Obama picks former state AG over Elizabeth Warren for consumer post

After GOP congressional leaders pushed back aggressively against Elizabeth Warren--the White House's initial choice to head up the new Consumer Financial Protection Bureau (CFPB)--President Obama has named a less controversial nominee to the post. The White House announced Sunday that Obama's pick is former Ohio Attorney General Richard Cordray.

Warren, a Harvard Law school professor, is credited with laying the foundation for the CFPB, which seeks to protect consumers from predatory lending practices from banks, mortgage lenders and credit card companies. So Warren, who had also consulted with the Obama administration on the agency's launch, was an obvious and favorite White House pick to lead the bureau following its creation.

But Republicans in Congress, the business community and many others viewed Warren as highly controversial, given her history of taking on Wall Street. She had, for example, formerly chaired the panel that oversaw the TARP financial bailout.

Senate Republicans had vowed to block her nomination, and House Republicans put her through the ringer at a hearing this past May.

These and other incidents indicated a Warren nomination would be tough slog for a White House already locked into a number of key showdowns with Hill Republicans.
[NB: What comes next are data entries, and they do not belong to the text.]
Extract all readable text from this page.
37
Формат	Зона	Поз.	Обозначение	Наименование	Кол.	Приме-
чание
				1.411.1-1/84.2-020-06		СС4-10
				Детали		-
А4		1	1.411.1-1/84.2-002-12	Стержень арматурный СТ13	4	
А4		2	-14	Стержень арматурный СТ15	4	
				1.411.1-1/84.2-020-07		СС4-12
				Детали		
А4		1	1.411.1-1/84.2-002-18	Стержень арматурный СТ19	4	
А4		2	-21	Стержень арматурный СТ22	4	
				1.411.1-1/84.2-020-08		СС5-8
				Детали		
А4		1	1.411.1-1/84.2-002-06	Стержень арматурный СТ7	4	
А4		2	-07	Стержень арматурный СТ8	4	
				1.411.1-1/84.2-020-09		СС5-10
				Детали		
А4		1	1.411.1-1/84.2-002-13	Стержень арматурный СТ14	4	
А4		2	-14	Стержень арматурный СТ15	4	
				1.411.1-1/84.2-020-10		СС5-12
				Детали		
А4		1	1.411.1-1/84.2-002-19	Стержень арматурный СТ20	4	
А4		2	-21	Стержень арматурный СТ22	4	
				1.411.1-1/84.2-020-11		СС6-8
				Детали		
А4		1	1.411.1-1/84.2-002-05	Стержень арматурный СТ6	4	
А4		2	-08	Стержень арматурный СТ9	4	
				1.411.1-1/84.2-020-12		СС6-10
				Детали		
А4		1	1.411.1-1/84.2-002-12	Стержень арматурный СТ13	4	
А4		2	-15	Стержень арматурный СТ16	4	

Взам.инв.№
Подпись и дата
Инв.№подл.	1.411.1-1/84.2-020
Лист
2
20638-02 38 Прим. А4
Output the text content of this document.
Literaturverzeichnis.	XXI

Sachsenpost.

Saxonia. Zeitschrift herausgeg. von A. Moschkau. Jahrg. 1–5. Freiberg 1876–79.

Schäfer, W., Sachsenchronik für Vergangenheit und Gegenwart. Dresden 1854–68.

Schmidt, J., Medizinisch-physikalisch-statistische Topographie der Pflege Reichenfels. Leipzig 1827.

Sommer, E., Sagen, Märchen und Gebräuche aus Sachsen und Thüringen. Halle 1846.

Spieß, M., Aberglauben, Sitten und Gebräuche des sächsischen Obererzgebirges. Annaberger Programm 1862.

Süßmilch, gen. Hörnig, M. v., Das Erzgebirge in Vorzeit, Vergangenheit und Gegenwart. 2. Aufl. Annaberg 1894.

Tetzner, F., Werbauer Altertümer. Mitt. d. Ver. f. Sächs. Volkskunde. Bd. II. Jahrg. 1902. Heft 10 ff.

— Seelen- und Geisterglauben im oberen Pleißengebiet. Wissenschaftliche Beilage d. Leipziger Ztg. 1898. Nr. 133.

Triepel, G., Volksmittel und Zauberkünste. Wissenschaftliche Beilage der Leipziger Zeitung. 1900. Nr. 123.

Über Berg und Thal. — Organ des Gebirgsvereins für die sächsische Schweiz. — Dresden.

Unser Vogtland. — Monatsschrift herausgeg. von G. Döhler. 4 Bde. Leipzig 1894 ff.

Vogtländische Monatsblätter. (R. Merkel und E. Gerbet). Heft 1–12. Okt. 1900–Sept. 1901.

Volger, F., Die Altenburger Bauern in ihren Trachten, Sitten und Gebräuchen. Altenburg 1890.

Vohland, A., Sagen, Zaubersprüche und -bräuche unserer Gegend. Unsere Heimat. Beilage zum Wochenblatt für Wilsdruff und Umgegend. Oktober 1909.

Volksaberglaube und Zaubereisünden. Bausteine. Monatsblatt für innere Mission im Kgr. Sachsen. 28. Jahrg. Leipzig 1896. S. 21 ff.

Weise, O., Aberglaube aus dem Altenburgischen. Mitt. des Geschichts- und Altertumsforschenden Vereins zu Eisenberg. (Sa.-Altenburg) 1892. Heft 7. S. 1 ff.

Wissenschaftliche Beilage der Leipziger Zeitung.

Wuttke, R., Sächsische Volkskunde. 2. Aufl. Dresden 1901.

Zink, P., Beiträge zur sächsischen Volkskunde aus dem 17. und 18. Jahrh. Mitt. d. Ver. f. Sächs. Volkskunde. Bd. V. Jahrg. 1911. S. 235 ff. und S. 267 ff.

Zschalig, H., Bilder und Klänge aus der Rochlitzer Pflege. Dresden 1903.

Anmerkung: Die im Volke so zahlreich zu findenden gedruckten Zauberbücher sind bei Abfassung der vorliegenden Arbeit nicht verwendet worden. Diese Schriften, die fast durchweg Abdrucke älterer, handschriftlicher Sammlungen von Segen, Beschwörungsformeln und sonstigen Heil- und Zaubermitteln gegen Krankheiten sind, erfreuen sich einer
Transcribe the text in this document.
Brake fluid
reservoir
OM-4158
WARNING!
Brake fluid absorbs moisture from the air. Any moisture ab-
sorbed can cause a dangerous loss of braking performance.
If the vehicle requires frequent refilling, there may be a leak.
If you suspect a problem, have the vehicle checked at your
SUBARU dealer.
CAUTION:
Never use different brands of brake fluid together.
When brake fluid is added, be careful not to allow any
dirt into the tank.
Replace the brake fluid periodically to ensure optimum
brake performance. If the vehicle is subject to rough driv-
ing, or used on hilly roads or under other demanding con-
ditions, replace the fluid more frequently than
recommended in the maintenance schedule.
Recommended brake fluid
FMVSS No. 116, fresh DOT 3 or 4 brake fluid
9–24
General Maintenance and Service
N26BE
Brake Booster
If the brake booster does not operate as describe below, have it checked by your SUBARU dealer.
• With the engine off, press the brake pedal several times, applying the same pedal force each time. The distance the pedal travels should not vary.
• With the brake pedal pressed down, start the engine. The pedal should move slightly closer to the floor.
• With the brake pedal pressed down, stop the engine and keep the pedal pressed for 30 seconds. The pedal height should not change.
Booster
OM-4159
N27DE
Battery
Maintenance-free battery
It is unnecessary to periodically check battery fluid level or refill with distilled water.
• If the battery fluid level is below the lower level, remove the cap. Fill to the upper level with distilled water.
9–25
Cordray, Ohio's former treasurer, was elected state attorney general in 2008 and served through January 2011. Warren chose him to head up enforcement for the CFPB and touted his appointment in a public statement Sunday.

But Warren also took a shots at congressional Republicans in her statement, saying: "Partisanship may be the most important thing in Washington, but in the rest of the country, people expect their public servants to work together to learn from past regulatory failures and to put our energy into solving problems, not scoring political points. I hope that Republicans in the Senate take notice and stop their fight to preserve a regulatory system that failed us."

Much disagreement still remains over the bureau's mission and policy portfolio. Forty-four Senate Republicans made a series of demands this May about the CFPB, including proposals to replace the director with a panel, force the bureau to use the congressional appropriations process for spending and a safety-and-soundness check for prudential regulators.

The bureau is set to be up and running July 21.